Currency Chaos

Apr 29, 2022·Alasdair Macleod


Gold and silver had a torrid week, particularly for silver which as our headline chart shows is now marginally down on the year. In European trade this morning gold was at $1915, down $14 on the week after falls the week before. Silver was trading at $23.47, down 62 cents, extending recent falls and driving the gold/silver ratio up to 81.4.

Behind the dollar/gold relationship has been weakness of the other principal currencies. The yen and euro have fallen dramatically in recent weeks and have now been joined by sterling. And while we always think of gold in dollar terms, prices in the other currencies are at all-time highs. This is our next chart, which covers the bullish move from end-2015 to last night’s close.




In sterling, gold is at an all-time high, up 111%, in yen up 94.5%, pennies away from its ATH, in euros up 84%, and in dollars up 77%. Due to the flight out of the other currencies, gold in dollars is the worst performer.

This is reflected in the dollar’s trade weighted index, which is next.



The dollar’s TWI has recovered all its losses from when the Fed went all-in on zero interest rates and monthly QE of $120bn. It is not that the dollar is strong, but first its main TWI component, the euro, has been weak and in recent months so have the yen and sterling. Hence, gold has acted as a good currency hedge against these currencies.

Naturally, in times of crisis the macroeconomic Keynesian crowd turn to the dollar. It is fifty-one years since Bretton Woods was abandoned, and the investment establishment have little understanding of it. Despite half a century of the dollar’s dominance, gold coin remains money legally, while the dollar is just currency.

We should bear this in mind when the factors undermining the yen and euro begin to threaten the dollar and its financial system. Rising interest rates are behind it all. Obviously, the currencies most exposed are those whole central banks impose negative rates, the yen and euro. Furthermore, they have the most highly leveraged banking systems. And to add to their troubles, rising bond yields are undermining the values of central bank assets acquired through QE, rendering them technically insolvent.

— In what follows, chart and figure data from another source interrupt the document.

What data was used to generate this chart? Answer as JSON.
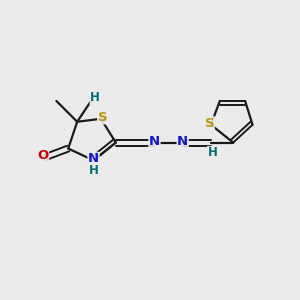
{
  "background_color": "#ebebeb",
  "bond_color": "#1a1a1a",
  "atom_colors": {
    "S": "#b8960c",
    "N": "#1414cc",
    "O": "#cc0000",
    "H": "#007070",
    "C": "#1a1a1a"
  },
  "figsize": [
    3.0,
    3.0
  ],
  "dpi": 100,
  "xlim": [
    0,
    10
  ],
  "ylim": [
    0,
    10
  ]
}
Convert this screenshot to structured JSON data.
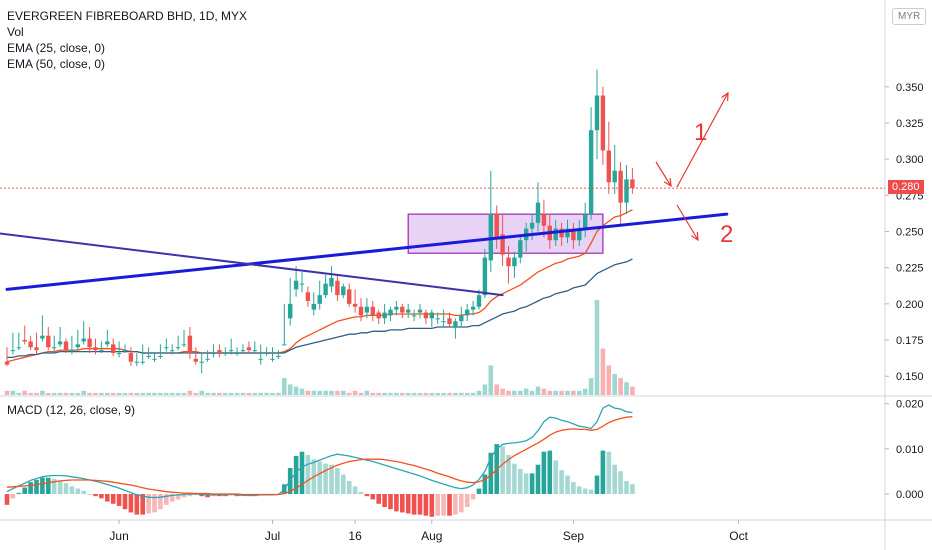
{
  "legend": {
    "title": "EVERGREEN FIBREBOARD BHD, 1D, MYX",
    "vol": "Vol",
    "ema25": "EMA (25, close, 0)",
    "ema50": "EMA (50, close, 0)",
    "macd": "MACD (12, 26, close, 9)"
  },
  "currency_badge": "MYR",
  "last_price_label": "0.280",
  "colors": {
    "up": "#26a69a",
    "down": "#ef5350",
    "ema25": "#f4511e",
    "ema50": "#2f5f8a",
    "macd_line": "#2ea5b5",
    "signal_line": "#f4511e",
    "trendline_blue": "#1a1adb",
    "trendline_purple": "#3d32a8",
    "box_fill": "#d8b4f0",
    "box_stroke": "#9c27b0",
    "annotation": "#e53935"
  },
  "annotations": {
    "label_1": "1",
    "label_2": "2"
  },
  "chart_data": [
    {
      "type": "candlestick",
      "title": "EVERGREEN FIBREBOARD BHD, 1D, MYX",
      "x_ticks": [
        "Jun",
        "Jul",
        "16",
        "Aug",
        "Sep",
        "Oct"
      ],
      "y_ticks": [
        "0.350",
        "0.325",
        "0.300",
        "0.275",
        "0.250",
        "0.225",
        "0.200",
        "0.175",
        "0.150"
      ],
      "y_range": [
        0.137,
        0.372
      ],
      "last_price": 0.28,
      "candles": [
        [
          0.16,
          0.17,
          0.158,
          0.157
        ],
        [
          0.168,
          0.18,
          0.168,
          0.165
        ],
        [
          0.17,
          0.18,
          0.17,
          0.168
        ],
        [
          0.175,
          0.185,
          0.174,
          0.172
        ],
        [
          0.174,
          0.178,
          0.17,
          0.168
        ],
        [
          0.17,
          0.18,
          0.168,
          0.165
        ],
        [
          0.176,
          0.192,
          0.178,
          0.174
        ],
        [
          0.178,
          0.184,
          0.17,
          0.168
        ],
        [
          0.17,
          0.178,
          0.17,
          0.167
        ],
        [
          0.172,
          0.184,
          0.174,
          0.17
        ],
        [
          0.174,
          0.176,
          0.168,
          0.166
        ],
        [
          0.168,
          0.178,
          0.168,
          0.165
        ],
        [
          0.17,
          0.182,
          0.172,
          0.168
        ],
        [
          0.174,
          0.188,
          0.176,
          0.172
        ],
        [
          0.176,
          0.184,
          0.17,
          0.166
        ],
        [
          0.17,
          0.176,
          0.168,
          0.165
        ],
        [
          0.168,
          0.174,
          0.168,
          0.166
        ],
        [
          0.172,
          0.182,
          0.174,
          0.17
        ],
        [
          0.172,
          0.176,
          0.166,
          0.164
        ],
        [
          0.166,
          0.174,
          0.166,
          0.163
        ],
        [
          0.168,
          0.172,
          0.168,
          0.166
        ],
        [
          0.166,
          0.17,
          0.16,
          0.157
        ],
        [
          0.16,
          0.166,
          0.16,
          0.157
        ],
        [
          0.16,
          0.172,
          0.16,
          0.158
        ],
        [
          0.164,
          0.17,
          0.164,
          0.162
        ],
        [
          0.162,
          0.166,
          0.162,
          0.16
        ],
        [
          0.164,
          0.172,
          0.164,
          0.162
        ],
        [
          0.17,
          0.176,
          0.17,
          0.167
        ],
        [
          0.168,
          0.172,
          0.168,
          0.165
        ],
        [
          0.17,
          0.178,
          0.17,
          0.168
        ],
        [
          0.172,
          0.182,
          0.172,
          0.17
        ],
        [
          0.178,
          0.184,
          0.166,
          0.162
        ],
        [
          0.162,
          0.17,
          0.16,
          0.158
        ],
        [
          0.16,
          0.166,
          0.16,
          0.152
        ],
        [
          0.162,
          0.168,
          0.162,
          0.16
        ],
        [
          0.166,
          0.172,
          0.166,
          0.163
        ],
        [
          0.168,
          0.172,
          0.166,
          0.163
        ],
        [
          0.166,
          0.17,
          0.166,
          0.164
        ],
        [
          0.168,
          0.176,
          0.168,
          0.165
        ],
        [
          0.166,
          0.17,
          0.166,
          0.164
        ],
        [
          0.168,
          0.172,
          0.168,
          0.166
        ],
        [
          0.17,
          0.174,
          0.168,
          0.166
        ],
        [
          0.168,
          0.174,
          0.168,
          0.166
        ],
        [
          0.162,
          0.172,
          0.162,
          0.158
        ],
        [
          0.166,
          0.17,
          0.166,
          0.164
        ],
        [
          0.162,
          0.17,
          0.162,
          0.16
        ],
        [
          0.164,
          0.168,
          0.164,
          0.162
        ],
        [
          0.172,
          0.2,
          0.172,
          0.172
        ],
        [
          0.19,
          0.218,
          0.2,
          0.185
        ],
        [
          0.21,
          0.226,
          0.216,
          0.205
        ],
        [
          0.214,
          0.222,
          0.214,
          0.208
        ],
        [
          0.208,
          0.212,
          0.202,
          0.198
        ],
        [
          0.196,
          0.208,
          0.2,
          0.192
        ],
        [
          0.2,
          0.216,
          0.206,
          0.196
        ],
        [
          0.206,
          0.22,
          0.214,
          0.204
        ],
        [
          0.212,
          0.226,
          0.218,
          0.208
        ],
        [
          0.216,
          0.22,
          0.206,
          0.202
        ],
        [
          0.206,
          0.214,
          0.212,
          0.204
        ],
        [
          0.21,
          0.214,
          0.2,
          0.198
        ],
        [
          0.2,
          0.21,
          0.198,
          0.194
        ],
        [
          0.198,
          0.204,
          0.192,
          0.188
        ],
        [
          0.194,
          0.204,
          0.198,
          0.19
        ],
        [
          0.198,
          0.202,
          0.192,
          0.188
        ],
        [
          0.194,
          0.196,
          0.19,
          0.186
        ],
        [
          0.19,
          0.2,
          0.194,
          0.186
        ],
        [
          0.192,
          0.198,
          0.196,
          0.188
        ],
        [
          0.196,
          0.202,
          0.198,
          0.192
        ],
        [
          0.198,
          0.2,
          0.194,
          0.19
        ],
        [
          0.194,
          0.2,
          0.196,
          0.19
        ],
        [
          0.192,
          0.196,
          0.192,
          0.188
        ],
        [
          0.194,
          0.2,
          0.196,
          0.19
        ],
        [
          0.194,
          0.196,
          0.19,
          0.186
        ],
        [
          0.19,
          0.196,
          0.194,
          0.184
        ],
        [
          0.19,
          0.194,
          0.19,
          0.186
        ],
        [
          0.188,
          0.196,
          0.188,
          0.184
        ],
        [
          0.19,
          0.194,
          0.186,
          0.184
        ],
        [
          0.184,
          0.19,
          0.188,
          0.176
        ],
        [
          0.188,
          0.198,
          0.192,
          0.184
        ],
        [
          0.192,
          0.2,
          0.196,
          0.188
        ],
        [
          0.196,
          0.202,
          0.198,
          0.192
        ],
        [
          0.198,
          0.21,
          0.206,
          0.196
        ],
        [
          0.206,
          0.238,
          0.232,
          0.204
        ],
        [
          0.23,
          0.292,
          0.262,
          0.222
        ],
        [
          0.262,
          0.268,
          0.246,
          0.238
        ],
        [
          0.248,
          0.262,
          0.234,
          0.226
        ],
        [
          0.232,
          0.24,
          0.226,
          0.214
        ],
        [
          0.226,
          0.236,
          0.232,
          0.218
        ],
        [
          0.232,
          0.248,
          0.244,
          0.228
        ],
        [
          0.244,
          0.256,
          0.252,
          0.236
        ],
        [
          0.252,
          0.262,
          0.256,
          0.244
        ],
        [
          0.256,
          0.284,
          0.27,
          0.25
        ],
        [
          0.262,
          0.272,
          0.254,
          0.246
        ],
        [
          0.254,
          0.262,
          0.244,
          0.238
        ],
        [
          0.244,
          0.258,
          0.252,
          0.24
        ],
        [
          0.252,
          0.256,
          0.246,
          0.24
        ],
        [
          0.246,
          0.258,
          0.252,
          0.242
        ],
        [
          0.252,
          0.256,
          0.244,
          0.238
        ],
        [
          0.244,
          0.258,
          0.252,
          0.24
        ],
        [
          0.252,
          0.27,
          0.262,
          0.246
        ],
        [
          0.262,
          0.336,
          0.32,
          0.258
        ],
        [
          0.32,
          0.362,
          0.344,
          0.3
        ],
        [
          0.344,
          0.35,
          0.306,
          0.296
        ],
        [
          0.306,
          0.326,
          0.284,
          0.276
        ],
        [
          0.284,
          0.31,
          0.292,
          0.276
        ],
        [
          0.292,
          0.298,
          0.27,
          0.254
        ],
        [
          0.27,
          0.296,
          0.286,
          0.262
        ],
        [
          0.286,
          0.294,
          0.28,
          0.276
        ]
      ],
      "ema25": [
        0.16,
        0.161,
        0.162,
        0.163,
        0.164,
        0.165,
        0.166,
        0.167,
        0.167,
        0.168,
        0.168,
        0.168,
        0.168,
        0.169,
        0.169,
        0.169,
        0.169,
        0.169,
        0.169,
        0.169,
        0.168,
        0.167,
        0.167,
        0.166,
        0.166,
        0.166,
        0.166,
        0.166,
        0.166,
        0.166,
        0.167,
        0.167,
        0.167,
        0.166,
        0.166,
        0.166,
        0.166,
        0.166,
        0.166,
        0.166,
        0.166,
        0.166,
        0.166,
        0.166,
        0.166,
        0.166,
        0.166,
        0.167,
        0.169,
        0.173,
        0.176,
        0.178,
        0.18,
        0.182,
        0.184,
        0.186,
        0.188,
        0.189,
        0.19,
        0.191,
        0.191,
        0.192,
        0.192,
        0.192,
        0.192,
        0.193,
        0.193,
        0.193,
        0.193,
        0.193,
        0.193,
        0.193,
        0.193,
        0.193,
        0.193,
        0.193,
        0.192,
        0.192,
        0.193,
        0.193,
        0.194,
        0.197,
        0.202,
        0.205,
        0.207,
        0.209,
        0.211,
        0.213,
        0.216,
        0.219,
        0.222,
        0.224,
        0.226,
        0.228,
        0.229,
        0.231,
        0.232,
        0.233,
        0.235,
        0.242,
        0.25,
        0.254,
        0.257,
        0.26,
        0.261,
        0.263,
        0.265
      ],
      "ema50": [
        0.163,
        0.163,
        0.164,
        0.164,
        0.165,
        0.165,
        0.166,
        0.166,
        0.166,
        0.167,
        0.167,
        0.167,
        0.167,
        0.167,
        0.167,
        0.167,
        0.167,
        0.167,
        0.167,
        0.167,
        0.167,
        0.167,
        0.167,
        0.166,
        0.166,
        0.166,
        0.166,
        0.166,
        0.166,
        0.166,
        0.166,
        0.166,
        0.166,
        0.166,
        0.166,
        0.166,
        0.166,
        0.166,
        0.166,
        0.166,
        0.166,
        0.166,
        0.166,
        0.166,
        0.166,
        0.166,
        0.166,
        0.166,
        0.168,
        0.17,
        0.171,
        0.172,
        0.173,
        0.174,
        0.175,
        0.176,
        0.177,
        0.178,
        0.179,
        0.179,
        0.18,
        0.18,
        0.181,
        0.181,
        0.181,
        0.182,
        0.182,
        0.182,
        0.183,
        0.183,
        0.183,
        0.183,
        0.183,
        0.184,
        0.184,
        0.184,
        0.184,
        0.184,
        0.184,
        0.185,
        0.185,
        0.187,
        0.189,
        0.191,
        0.193,
        0.194,
        0.195,
        0.197,
        0.198,
        0.2,
        0.202,
        0.204,
        0.205,
        0.207,
        0.208,
        0.209,
        0.211,
        0.212,
        0.213,
        0.217,
        0.221,
        0.223,
        0.225,
        0.227,
        0.228,
        0.229,
        0.231
      ],
      "volume": [
        2,
        2,
        1,
        2,
        1,
        1,
        2,
        1,
        1,
        1,
        1,
        1,
        1,
        2,
        1,
        1,
        1,
        1,
        1,
        1,
        1,
        1,
        1,
        1,
        1,
        1,
        1,
        1,
        1,
        1,
        1,
        2,
        1,
        2,
        1,
        1,
        1,
        1,
        1,
        1,
        1,
        1,
        1,
        1,
        1,
        1,
        1,
        8,
        5,
        4,
        3,
        2,
        2,
        2,
        2,
        2,
        2,
        2,
        1,
        2,
        1,
        2,
        1,
        1,
        1,
        1,
        1,
        1,
        1,
        1,
        1,
        1,
        1,
        1,
        1,
        1,
        1,
        1,
        1,
        1,
        2,
        5,
        14,
        5,
        3,
        2,
        2,
        2,
        3,
        2,
        4,
        3,
        2,
        2,
        2,
        2,
        2,
        2,
        3,
        8,
        45,
        22,
        14,
        10,
        8,
        6,
        4
      ],
      "trendlines": [
        {
          "name": "blue-uptrend",
          "from": [
            0,
            0.21
          ],
          "to": [
            122,
            0.262
          ]
        },
        {
          "name": "purple-downtrend",
          "from": [
            -2,
            0.249
          ],
          "to": [
            84,
            0.206
          ]
        }
      ],
      "consolidation_box": {
        "from_index": 68,
        "to_index": 101,
        "low": 0.235,
        "high": 0.262
      }
    },
    {
      "type": "line",
      "title": "MACD (12, 26, close, 9)",
      "y_ticks": [
        "0.020",
        "0.010",
        "0.000"
      ],
      "y_range": [
        -0.004,
        0.022
      ],
      "macd": [
        0.0005,
        0.0012,
        0.0018,
        0.0024,
        0.003,
        0.0034,
        0.0038,
        0.004,
        0.0041,
        0.0041,
        0.004,
        0.0038,
        0.0036,
        0.0034,
        0.0031,
        0.0028,
        0.0025,
        0.0021,
        0.0017,
        0.0013,
        0.0008,
        0.0003,
        -0.0002,
        -0.0005,
        -0.0007,
        -0.0008,
        -0.0007,
        -0.0005,
        -0.0003,
        -0.0002,
        -0.0001,
        0.0,
        0.0,
        -0.0001,
        -0.0002,
        -0.0002,
        -0.0002,
        -0.0002,
        -0.0001,
        -0.0002,
        -0.0003,
        -0.0003,
        -0.0003,
        -0.0002,
        -0.0002,
        -0.0002,
        -0.0001,
        0.001,
        0.003,
        0.0048,
        0.006,
        0.0066,
        0.007,
        0.0075,
        0.008,
        0.0085,
        0.0088,
        0.0086,
        0.0084,
        0.0081,
        0.0078,
        0.0075,
        0.0072,
        0.0068,
        0.0064,
        0.006,
        0.0056,
        0.0052,
        0.0048,
        0.0044,
        0.004,
        0.0035,
        0.003,
        0.0026,
        0.0022,
        0.0018,
        0.0014,
        0.0012,
        0.0014,
        0.002,
        0.0032,
        0.005,
        0.008,
        0.01,
        0.011,
        0.0112,
        0.0113,
        0.0115,
        0.0118,
        0.0125,
        0.014,
        0.016,
        0.017,
        0.0168,
        0.0163,
        0.016,
        0.0155,
        0.015,
        0.0148,
        0.0145,
        0.016,
        0.019,
        0.0197,
        0.019,
        0.0188,
        0.0182,
        0.018
      ],
      "signal": [
        0.0015,
        0.0016,
        0.0017,
        0.0018,
        0.0019,
        0.0021,
        0.0023,
        0.0025,
        0.0027,
        0.0029,
        0.003,
        0.0031,
        0.0031,
        0.0031,
        0.0031,
        0.003,
        0.0029,
        0.0028,
        0.0026,
        0.0024,
        0.0022,
        0.002,
        0.0017,
        0.0014,
        0.0011,
        0.0009,
        0.0007,
        0.0005,
        0.0004,
        0.0003,
        0.0002,
        0.0002,
        0.0001,
        0.0001,
        0.0001,
        0.0,
        0.0,
        0.0,
        0.0,
        0.0,
        -0.0001,
        -0.0001,
        -0.0001,
        -0.0001,
        -0.0001,
        -0.0001,
        -0.0001,
        0.0001,
        0.0006,
        0.0013,
        0.0021,
        0.003,
        0.0038,
        0.0045,
        0.0052,
        0.0058,
        0.0064,
        0.0068,
        0.0072,
        0.0074,
        0.0076,
        0.0077,
        0.0077,
        0.0077,
        0.0076,
        0.0074,
        0.0072,
        0.0069,
        0.0066,
        0.0063,
        0.0059,
        0.0055,
        0.0051,
        0.0046,
        0.0042,
        0.0038,
        0.0033,
        0.0029,
        0.0026,
        0.0025,
        0.0027,
        0.0032,
        0.0042,
        0.0054,
        0.0066,
        0.0076,
        0.0085,
        0.0092,
        0.0099,
        0.0106,
        0.0113,
        0.0121,
        0.013,
        0.0137,
        0.0141,
        0.0143,
        0.0144,
        0.0143,
        0.0143,
        0.0141,
        0.0143,
        0.015,
        0.0158,
        0.0163,
        0.0167,
        0.017,
        0.0171
      ]
    }
  ]
}
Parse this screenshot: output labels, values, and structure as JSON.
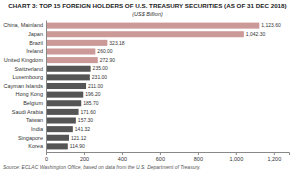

Not only are we witnessing rising interest rates, but acute systemic risks are developing as well. They are not limited to the yen and euro. This week we also saw sterling begin to slide, reflecting, perhaps, the international banking risks centred on London.

Those fleeing the gathering currency and systemic storm are likely to discover that dollar safety is purely transient, and it will be time for them to put some effort into understanding that only physical gold and silver are true money, free from counterparty risk.

Meanwhile, with open interest on Comex having declined from 642,000 contracts on 9 March to 563,000 this week, the bullion bank traders have had a hospital pass. Gold’s technical chart still looks alright, even in dollars.